In September 2020, the Company announced plans to revitalize clusters of distressed residential properties in neighborhoods in close proximity to major airports, renovate them into cost-efficient home offices, and market them as shared accommodation on platforms such as Airbnb, to serve business travelers who prefer renting a shared home-office than staying at a conventional hotel. The Company refers to this as “SHOC” (shared home office concept). UC Asset announced an initial capital commitment of $1 million to pilot its SHOC strategy. According to management, the goal is to form a $10 million portfolio of shared home office properties over the next several years.

The Company acquired its first SHOC property in April 2021. The property is adjacent to downtown Atlanta and across the street from the popular Martin Luther King Jr. Park and Museum.

UC Asset has successfully invested in individual residential properties near Atlanta’s downtown in the past. The SHOC strategy is more comprehensive and its success will likely require buy-in from community stakeholders and local boards – which the Company has started to do. We believe the timing is good for starting these discussions and we look forward to additional details before we add this to our forecasts.

Another strategy is revitalizing historical buildings as a hub for further development. The first is the Rufus Rose House, the only Victorian mansion remaining on Atlanta’s Peachtree Street. Rufus House was added to the National Register of Historic Places in 1977 and was designated a landmark building by the City of Atlanta in 1989. Rufus House has changed hands twice in recent years as plans to convert the building to a restaurant and a performing arts center both failed to materialize. While the Company did not disclose the purchase arrangement for the property, it is seeking to raise funding for renovations primarily through the sale of NFTs. If successful, this is a low-cash way to both acquire and renovate properties, while also building rapport with key community factions.

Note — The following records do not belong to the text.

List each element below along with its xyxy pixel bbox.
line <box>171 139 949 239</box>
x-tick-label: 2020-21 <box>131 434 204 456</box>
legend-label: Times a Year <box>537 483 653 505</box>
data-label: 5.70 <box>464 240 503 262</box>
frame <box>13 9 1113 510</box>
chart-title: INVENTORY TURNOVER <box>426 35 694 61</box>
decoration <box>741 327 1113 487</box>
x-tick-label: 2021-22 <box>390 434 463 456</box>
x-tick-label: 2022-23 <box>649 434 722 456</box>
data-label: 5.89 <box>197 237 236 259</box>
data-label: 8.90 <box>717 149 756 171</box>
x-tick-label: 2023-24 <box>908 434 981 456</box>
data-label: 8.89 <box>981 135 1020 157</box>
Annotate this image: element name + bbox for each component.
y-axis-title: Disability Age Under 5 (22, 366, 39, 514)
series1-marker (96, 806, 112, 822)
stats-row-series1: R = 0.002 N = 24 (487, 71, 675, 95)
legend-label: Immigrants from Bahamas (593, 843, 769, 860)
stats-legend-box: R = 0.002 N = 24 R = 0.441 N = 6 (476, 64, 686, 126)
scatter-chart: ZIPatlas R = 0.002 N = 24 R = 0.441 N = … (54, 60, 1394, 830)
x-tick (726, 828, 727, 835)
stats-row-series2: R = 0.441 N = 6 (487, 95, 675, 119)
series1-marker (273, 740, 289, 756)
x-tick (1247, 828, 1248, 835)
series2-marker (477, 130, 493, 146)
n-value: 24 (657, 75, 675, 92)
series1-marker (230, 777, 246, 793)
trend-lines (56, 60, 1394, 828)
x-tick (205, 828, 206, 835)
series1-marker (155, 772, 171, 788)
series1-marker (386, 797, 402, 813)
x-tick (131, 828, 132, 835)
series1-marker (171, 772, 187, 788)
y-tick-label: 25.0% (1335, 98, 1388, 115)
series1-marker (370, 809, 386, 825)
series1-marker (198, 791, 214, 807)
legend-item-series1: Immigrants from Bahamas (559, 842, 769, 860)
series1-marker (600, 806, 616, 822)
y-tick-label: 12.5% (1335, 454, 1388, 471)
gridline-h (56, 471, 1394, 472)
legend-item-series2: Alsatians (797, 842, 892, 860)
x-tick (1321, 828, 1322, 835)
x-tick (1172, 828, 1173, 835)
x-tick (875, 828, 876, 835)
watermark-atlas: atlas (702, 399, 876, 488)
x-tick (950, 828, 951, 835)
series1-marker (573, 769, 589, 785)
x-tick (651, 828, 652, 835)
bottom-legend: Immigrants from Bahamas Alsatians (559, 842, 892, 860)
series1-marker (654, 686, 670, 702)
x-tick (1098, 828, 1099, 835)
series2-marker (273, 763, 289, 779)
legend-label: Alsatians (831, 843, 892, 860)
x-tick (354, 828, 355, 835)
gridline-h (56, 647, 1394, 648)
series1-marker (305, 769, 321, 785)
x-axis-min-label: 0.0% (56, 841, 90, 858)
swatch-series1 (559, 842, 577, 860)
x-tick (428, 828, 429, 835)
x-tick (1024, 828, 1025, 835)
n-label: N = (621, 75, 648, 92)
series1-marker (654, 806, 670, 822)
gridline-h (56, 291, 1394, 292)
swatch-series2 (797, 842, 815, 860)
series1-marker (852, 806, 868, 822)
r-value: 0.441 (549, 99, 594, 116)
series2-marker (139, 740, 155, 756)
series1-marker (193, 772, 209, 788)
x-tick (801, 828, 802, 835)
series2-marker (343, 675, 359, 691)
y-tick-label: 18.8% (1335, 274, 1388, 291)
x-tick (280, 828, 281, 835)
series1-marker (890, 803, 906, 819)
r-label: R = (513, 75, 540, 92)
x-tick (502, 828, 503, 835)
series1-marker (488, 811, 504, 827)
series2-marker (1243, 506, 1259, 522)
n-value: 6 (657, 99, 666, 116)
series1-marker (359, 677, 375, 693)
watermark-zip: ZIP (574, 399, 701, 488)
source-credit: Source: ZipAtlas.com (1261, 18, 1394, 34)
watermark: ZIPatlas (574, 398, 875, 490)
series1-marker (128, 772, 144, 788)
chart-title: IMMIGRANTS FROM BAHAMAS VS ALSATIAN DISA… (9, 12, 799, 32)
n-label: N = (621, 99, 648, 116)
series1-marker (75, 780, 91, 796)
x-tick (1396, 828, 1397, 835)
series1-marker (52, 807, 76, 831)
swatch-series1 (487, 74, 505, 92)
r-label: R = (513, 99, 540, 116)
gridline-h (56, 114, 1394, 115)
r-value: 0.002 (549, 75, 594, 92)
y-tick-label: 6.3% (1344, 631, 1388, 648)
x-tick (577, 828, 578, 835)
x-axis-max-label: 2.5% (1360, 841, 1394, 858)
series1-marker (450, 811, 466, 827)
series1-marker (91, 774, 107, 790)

On September 29, UC Asset unveiled its newest strategy – investing in land and on-ground structures designated for cannabis cultivation. The Company has originally considered this strategy in 2018, but management believed lacked the resources to do so prudently. With most states moving to decriminalize/legalize cannabis for medical and/or recreational use, management believes that it is a good time to take this step. In 2016, management made a small debt investment in a medical plant grower and signed an LOI with a major hemp farmer in China with the goal of acquiring farmland in China to grow hemp and extract CBD. The recent deal converts the Company’s Dallas farmland parcel to medical cultivation, in partnership with local CBD extraction company. The farmland is collateral for UC Asset’s debt investment in the partnership and earns an 8% return on stable cash flow. Additional upside is possible through a debt-to-equity conversion.

Our target price for UC Asset is $4.50 per unit. We use a multiple of 2.5x 2024E net asset value (NAV) per unit of $2.79, discounted back at 15%. UCASU currently trades at 0.94x its 2020 per unit NAV. We expect a longer track record, the possibility of accelerated growth, and greater corporate visibility to widen the NAV multiple.